Enti e regioni

Dalla Spagna a Londra le competenze si perfezionano all’estero

Non c’è il due senza il tre. Marco Palumbo, 32enne psicologo-psicoterapeuta cognitivo comportamentale modenese, è un affezionato del programma Erasmus in tutte le sue declinazioni. «Avevo già trascorso un periodo di scambio in Spagna quando ero all’università, poi - racconta - ho partecipato all’Erasmus placement mentre scrivevo la tesi. Quando ho scoperto Erasmus per giovani imprenditori ho deciso di attivarmi».

Con il supporto di Aster, Marco è approdato per tre mesi al prestigioso centro Intra-Tp per la cura dei disturbi della personalità a La Coruña. Terminato lo scambio sono proseguiti i contatti e per Marco è arrivata persino una proposta di lavoro. Da giugno comincerà così una nuova vita: tre settimane in Italia con i pazienti del suo studio e tre in Spagna. Oltre alla competenza professionale ha premiato la buona conoscenza della lingua spagnola.

È invece partita alla volta di Barcellona Clara Garofalo, 31enne architetto torinese. Dal marzo all’ottobre 2018 (con l’interruzione estiva) ha lavorato gomito a gomito con i professionisti del LoCa Studio fondato da due giovani architetti nel 2008. «Stavo lavorando in Italia - racconta - e volevo aprirmi la mente con un’esperienza all’estero che non ero riuscita a fare prima. In Spagna sono stata coinvolta attivamente nei progetti sulla rigenerazione urbana, la mia specializzazione: ho fatto studi di fattibilità e persino coordinato un piccolo team». Ad aiutarla a gestire le pratiche, compreso il business plan, è stata la Camera di Commercio di Torino. Ora, con un curriculum più ricco, è pronta a cercare un nuovo lavoro.

Giovanni Torrese, europrogettista di Napoli, ha partecipato al progetto con l’aiuto di Materahub per gettare le fondamenta di una nuova attività. L’esperienza sul campo è avvenuta a Londra presso la Charity Nicola (New International Company of living arts). «Volevo capire - dice - come lavora un’organizzazione non profit a servizio dei giovani perché ho intenzione di aprire uno spazio per facilitare le idee di business finanziate con i fondi europei e per iniziative di formazione.
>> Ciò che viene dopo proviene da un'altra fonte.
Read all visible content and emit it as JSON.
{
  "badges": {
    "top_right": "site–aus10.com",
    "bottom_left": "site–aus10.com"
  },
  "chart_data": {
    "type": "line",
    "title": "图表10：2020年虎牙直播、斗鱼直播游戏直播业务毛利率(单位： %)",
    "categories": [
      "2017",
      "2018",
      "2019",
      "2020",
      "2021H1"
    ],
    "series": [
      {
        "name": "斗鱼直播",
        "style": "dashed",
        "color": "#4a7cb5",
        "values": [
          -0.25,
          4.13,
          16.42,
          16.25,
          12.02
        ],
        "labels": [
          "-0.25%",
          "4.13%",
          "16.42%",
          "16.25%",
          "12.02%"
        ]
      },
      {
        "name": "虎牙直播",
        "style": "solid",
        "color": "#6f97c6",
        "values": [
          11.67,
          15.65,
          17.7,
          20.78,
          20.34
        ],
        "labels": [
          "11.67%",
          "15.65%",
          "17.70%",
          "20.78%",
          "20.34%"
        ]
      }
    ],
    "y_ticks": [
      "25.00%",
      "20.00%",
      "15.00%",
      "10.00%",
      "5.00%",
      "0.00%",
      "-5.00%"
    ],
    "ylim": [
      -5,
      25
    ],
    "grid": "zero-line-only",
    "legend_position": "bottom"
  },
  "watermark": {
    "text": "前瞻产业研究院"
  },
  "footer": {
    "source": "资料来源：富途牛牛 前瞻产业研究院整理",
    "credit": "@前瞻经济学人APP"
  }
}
La sede? Sicuramente Londra, Brexit permettendo».

Un ospite in Italia

Il progetto europeo finanzia le partenze, ma anche gli arrivi. Salvatore Tringali è uno dei professionisti senior che ha accettato la proposta del Cesie di fare da padrone di casa: tra marzo e agosto 2013 le porte della società di ingegneria «Laboratorio città e territorio» si sono aperte per un giovane architetto polacco. Per cinque giorni alla settimana il neolaureato ha respirato l’atmosfera di uno studio strutturato con circa 15 professionisti, tra architetti, ingegneri e geometri, impegnati nella ricostruzione e nel restauro (dalla cattedrale di Noto a l’Aquila).

«Prima - spiega - lo abbiamo portato alla scoperta del territorio, un aspetto indispensabile per svolgere la nostra attività. Poi lo abbiamo coinvolto in alcuni progetti, come i lavori a una chiesa o la ristrutturazione di un casale. Abbiamo imparato a confrontarci con una cultura diversa. In seguito non ne abbiamo più avuto l’occasione, ma siamo disponibili a ripetere l’esperienza».